Vem, vamos embora, que esperar não é saber
Quem sabe faz a hora, não espera acontecer
Assustado, pensei que se eu era a última esperança, então não havia esperança, mas disse que não havia sido consultado sobre aquela possibilidade, que me achava pouco experiente para uma responsabilidade daquelas e que eu não podia aceitar a tarefa, e que eu voltaria a conversar com as pessoas do meu grupo. Houve muito desconforto nas falas seguintes, alguns tentando me convencer, outros tentando me fazer ver que essa atitude individualista pequeno-burguesa era contrarrevolucionária. Depois de frases cada vez mais amargas, despedi-me e caminhei em direção à porta, mas antes de sair ouvi do metalúrgico: Um dia você será julgado por isso, companheiro, e terá que prestar contas à história.
Um mês depois, fui preso pelos militares junto com quase todos os militantes de nossa organização e nos anos seguintes viveríamos outra história e outro tipo de julgamento, o maior julgamento militar da história do Brasil, realizado em Juiz de Fora, no qual fui absolvido por falta de provas.

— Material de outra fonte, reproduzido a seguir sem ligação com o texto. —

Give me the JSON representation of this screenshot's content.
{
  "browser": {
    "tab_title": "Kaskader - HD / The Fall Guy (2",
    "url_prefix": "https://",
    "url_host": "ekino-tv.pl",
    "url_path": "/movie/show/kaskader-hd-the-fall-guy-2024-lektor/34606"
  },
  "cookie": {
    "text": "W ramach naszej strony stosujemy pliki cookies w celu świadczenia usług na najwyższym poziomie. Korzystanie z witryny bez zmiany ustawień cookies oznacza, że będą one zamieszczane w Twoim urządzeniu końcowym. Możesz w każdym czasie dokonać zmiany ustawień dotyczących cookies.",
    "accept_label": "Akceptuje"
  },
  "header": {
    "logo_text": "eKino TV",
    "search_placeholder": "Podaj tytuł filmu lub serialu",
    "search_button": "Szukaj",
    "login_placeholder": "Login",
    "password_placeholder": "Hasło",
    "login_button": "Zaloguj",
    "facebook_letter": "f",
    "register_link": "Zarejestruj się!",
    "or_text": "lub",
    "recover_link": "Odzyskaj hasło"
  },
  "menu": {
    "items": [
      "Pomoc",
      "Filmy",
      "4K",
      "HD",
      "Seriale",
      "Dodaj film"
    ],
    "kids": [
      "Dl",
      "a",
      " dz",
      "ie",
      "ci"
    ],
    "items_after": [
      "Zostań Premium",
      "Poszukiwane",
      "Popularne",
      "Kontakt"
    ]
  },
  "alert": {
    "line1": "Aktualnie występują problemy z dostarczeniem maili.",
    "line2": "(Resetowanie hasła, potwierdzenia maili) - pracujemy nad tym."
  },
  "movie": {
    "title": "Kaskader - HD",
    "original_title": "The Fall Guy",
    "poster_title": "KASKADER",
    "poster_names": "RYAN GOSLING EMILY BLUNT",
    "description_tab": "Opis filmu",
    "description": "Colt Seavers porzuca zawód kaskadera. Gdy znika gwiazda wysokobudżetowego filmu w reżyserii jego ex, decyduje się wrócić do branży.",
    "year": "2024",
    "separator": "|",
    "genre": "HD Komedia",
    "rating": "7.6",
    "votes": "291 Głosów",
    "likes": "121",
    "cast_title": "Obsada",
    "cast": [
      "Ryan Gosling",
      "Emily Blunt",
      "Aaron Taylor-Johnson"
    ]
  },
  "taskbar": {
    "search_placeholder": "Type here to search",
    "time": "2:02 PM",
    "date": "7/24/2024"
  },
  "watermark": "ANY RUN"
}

Décadas depois eu voltaria àquele mesmo prédio da Escola de Engenharia, para outra reunião, para qual eu também estava desinformado sobre os seus propósitos, na qual alguns grupos de esquerda dentro da universidade queriam que eu fosse o candidato a vice-reitor nas eleições de 2001. Dessa segunda vez, aceitei a missão, mas perdemos a eleição e com ela a ingenuidade que me restara dos anos de juventude, ao conhecer a política universitária mais de perto.
O velho edifício, agora fechado, com centenas de salas vazias, janelas cerradas, sua construção em concreto, pesada e triste, lembra um mausoléu...As famílias sem teto acampadas na sua porta representam um réquiem doloroso para nosso sonho de acabar com a pobreza.
Toca o meu celular: alguém me convidando para participar de uma reunião em defesa da democracia. Noutro prédio.
Os versos de Vandré terminam e o trânsito volta a fluir.